I also thought of Emmanuel, who lost his mother during the Genocide. I can feel his love toward his family from his smile while he talks to his wife on the phone, or hugs his children. It is not because he was born in a happy family and living in a happy life, but because “he did not enjoy the happiness in the past”, he is able to live a life seeking for happiness and filled with love. Here in Rwanda, people live “ordinary, happy lives” now because they all experienced pain and struggle in the past.

“Living” is not about enjoying happy moments, but surviving your day with a pain as well. The definition of “living” includes not only happiness or fun moments, but also sad or painful times; this is the “truth of the life”. I am accepting this truth that the people in Rwanda today are teaching me.

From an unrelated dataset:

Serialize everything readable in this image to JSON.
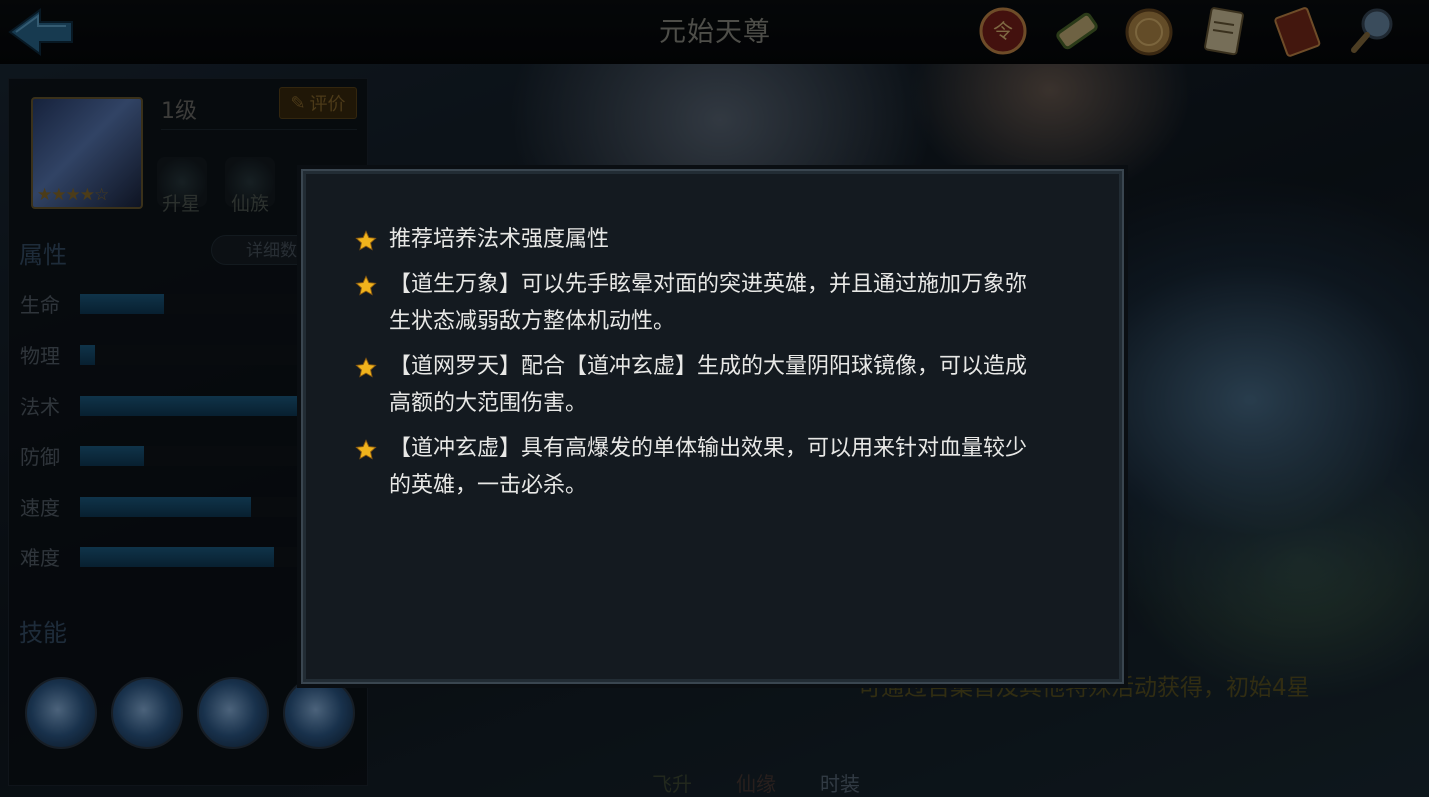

On the site of extreme struggle, the spirit of Morita Therapy, and the “universality of the truth of the life” really show through how people live. This means that Morita Therapy integrates the essence of the “universality of the truth of the life” or what “living” is. I am learning these from this raw experience that I am having here.

Morita Therapy really shines bright in the extreme situations. I really like it. For me, someone who is “surviving” my day in Rwanda, it is something I can believe in.